Nata nel 1949 come sistema di difesa collettivo limitato nello spazio (al territorio metropolitano degli stati membri, incluso inizialmente il Nordafrica francese) e nel tempo (vent’anni), strettamente difensivo (aggressione armata esterna) e non automatico (non risposta militare immediata, ma preceduta da consultazioni politiche), nel 1969 la Nato assunse durata illimitata (con facoltà di recesso da parte dei membri), nel 1991 stabilì una Partnership for Peace con la Russia e iniziò un processo di allargamento a Est, arrivando a includere tutti i Paesi dell’Ex-Patto di Varsavia e parti dell’ex-Urss (i tre paesi del Litorale Baltico, più accordi con Ucraina, Georgia, Azerbaijan e Mongolia) e dell’ex-Jugoslavia. Inoltre nel 1999, in occasione del suo 50° anniversario, fu trasformata in alleanza globale e proattiva, con interventi armati contro la Serbia e contro i Talebani in Afghanistan, fuori dall’area coperta in origine dal Patto Atlantico.

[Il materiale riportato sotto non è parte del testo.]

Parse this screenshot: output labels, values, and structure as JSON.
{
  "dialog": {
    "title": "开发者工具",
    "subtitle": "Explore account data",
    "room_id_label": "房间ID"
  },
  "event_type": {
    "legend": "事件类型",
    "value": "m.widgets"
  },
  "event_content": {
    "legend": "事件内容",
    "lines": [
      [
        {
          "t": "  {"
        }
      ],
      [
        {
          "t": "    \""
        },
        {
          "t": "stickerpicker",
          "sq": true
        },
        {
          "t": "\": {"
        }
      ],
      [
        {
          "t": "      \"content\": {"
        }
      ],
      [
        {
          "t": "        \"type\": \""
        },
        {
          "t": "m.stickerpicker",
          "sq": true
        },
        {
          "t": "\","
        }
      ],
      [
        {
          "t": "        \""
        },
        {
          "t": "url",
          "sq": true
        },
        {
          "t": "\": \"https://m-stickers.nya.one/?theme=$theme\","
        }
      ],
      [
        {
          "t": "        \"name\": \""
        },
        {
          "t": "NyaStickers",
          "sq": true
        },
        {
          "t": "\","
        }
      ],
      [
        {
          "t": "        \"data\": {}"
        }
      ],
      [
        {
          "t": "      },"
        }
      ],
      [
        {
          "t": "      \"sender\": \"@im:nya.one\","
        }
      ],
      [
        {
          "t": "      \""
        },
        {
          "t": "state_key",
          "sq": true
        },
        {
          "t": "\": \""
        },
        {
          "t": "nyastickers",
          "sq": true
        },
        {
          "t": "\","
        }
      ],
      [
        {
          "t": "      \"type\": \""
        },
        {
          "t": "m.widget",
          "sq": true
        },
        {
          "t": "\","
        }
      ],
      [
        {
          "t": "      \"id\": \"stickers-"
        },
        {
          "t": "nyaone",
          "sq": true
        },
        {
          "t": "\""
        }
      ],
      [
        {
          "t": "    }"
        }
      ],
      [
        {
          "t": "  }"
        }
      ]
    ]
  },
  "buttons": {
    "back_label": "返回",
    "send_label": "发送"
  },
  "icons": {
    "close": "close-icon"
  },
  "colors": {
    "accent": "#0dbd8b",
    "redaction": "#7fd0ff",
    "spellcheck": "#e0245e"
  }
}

La NATO continua ad essere il principale sistema di sicurezza collettiva del mondo, col più alto grado mai raggiunto nella storia di standardizzazione delle forze nazionali, e ad essere la spada e lo scudo occidentali nei confronti della Russia (guera fredda 2.0, con schieramento avanzato di piccoli contingenti italiani in Islanda, Polonia e Paesi Baltici). Vi sono però contraddizioni interne (crisi con la Turchia, dopo le velate accuse di Ankara di sostegno atlantico al fallito colpo di stato del 2017: polemiche di Trump sul burden sharing con l’Europa e sull’obsolescenza dell’Alleanza, concorrenza di altri sistemi di sicurezza nei Paesi del vecchio impero asburgico e del Trimarium (ndr: patto che su iniziativa polacca raggruppa dodici Paesi, Polonia, Ungheria, Repubblica Ceca, Slovacchia, Estonia, Lettonia, Lituania, Bulgaria, Romania, Austria, Slovenia, Croazia, e tocca il mar Baltico, il mar Nero e l’Adriatico).